VAMPIRE - VAriation and Motif Patterns In tandem REpeats

Stars PyPI PyPI version Docker Image Version License Last Commit PyPI Downloads Docs

Getting Started

# Install
mamba create -n vampire python=3.10 -y
mamba activate vampire
mamba install vampire-tr 

# Annotate TRs on genomes
vampire scan <fasta> <prefix>

# Annotate single TR locus across population
vampire anno <fasta> <prefix>

# Generate simulated TR sequences
vampire generator -m GGC -l 1000 -r 0.01 -p <prefix>
vampire generator -m GGC GGT -l 1000 -r 0.01 -p <prefix>

# Calculate the identity matrix for TR sequences
vampire identity -w 5 <anno_prefix> <identity_prefix>

See Docs for more details.

Table of Contents

Introduction

VAMPIRE is a unified framework for de novo tandem repeat (TR) annotation and analysis. It systematically characterizes copy number variation, motif variation and structural variation within TR arrays.

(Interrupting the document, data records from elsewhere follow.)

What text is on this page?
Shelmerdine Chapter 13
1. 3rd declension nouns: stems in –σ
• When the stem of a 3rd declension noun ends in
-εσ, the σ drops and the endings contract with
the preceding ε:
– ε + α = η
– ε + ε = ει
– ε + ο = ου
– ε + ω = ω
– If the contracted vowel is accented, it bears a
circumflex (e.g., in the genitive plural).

By representing TR arrays as hierarchical motif compositions and quantifying copy-number changes, motif substitutions, and array restructuring across samples, VAMPIRE transforms raw sequence data into standardized, interpretable, and queryable repeat-variation matrices. Through its AnnData-based data model, VAMPIRE enables seamless integration with downstream analysis workflows.

Read the documentation. Open an issue or create a pull request if you would like to contribute.

Why VAMPIRE?

  • Beyond Copy Number: VAMPIRE uncovers not only copy number but also internal variation.
  • Flexible and Comprehensive: Its customizable parameters support the annotation of a wide range of TRs, from short tandem repeats (STRs) and variable number tandem repeats (VNTRs) to megabase-scale satellite arrays.
  • Analysis Ecosytem: VAMPIRE contains vp.anno.pp, vp.anno.pl, vp.anno.tl modules for analysis and plotting.

Installation

# Install by pip 
mamba create -n vampire python=3.10 -y
mamba activate vampire
mamba install vampire-tr 

Usage

VAMPIRE contains several subcommands. Here we list scan, anno, generator and identity.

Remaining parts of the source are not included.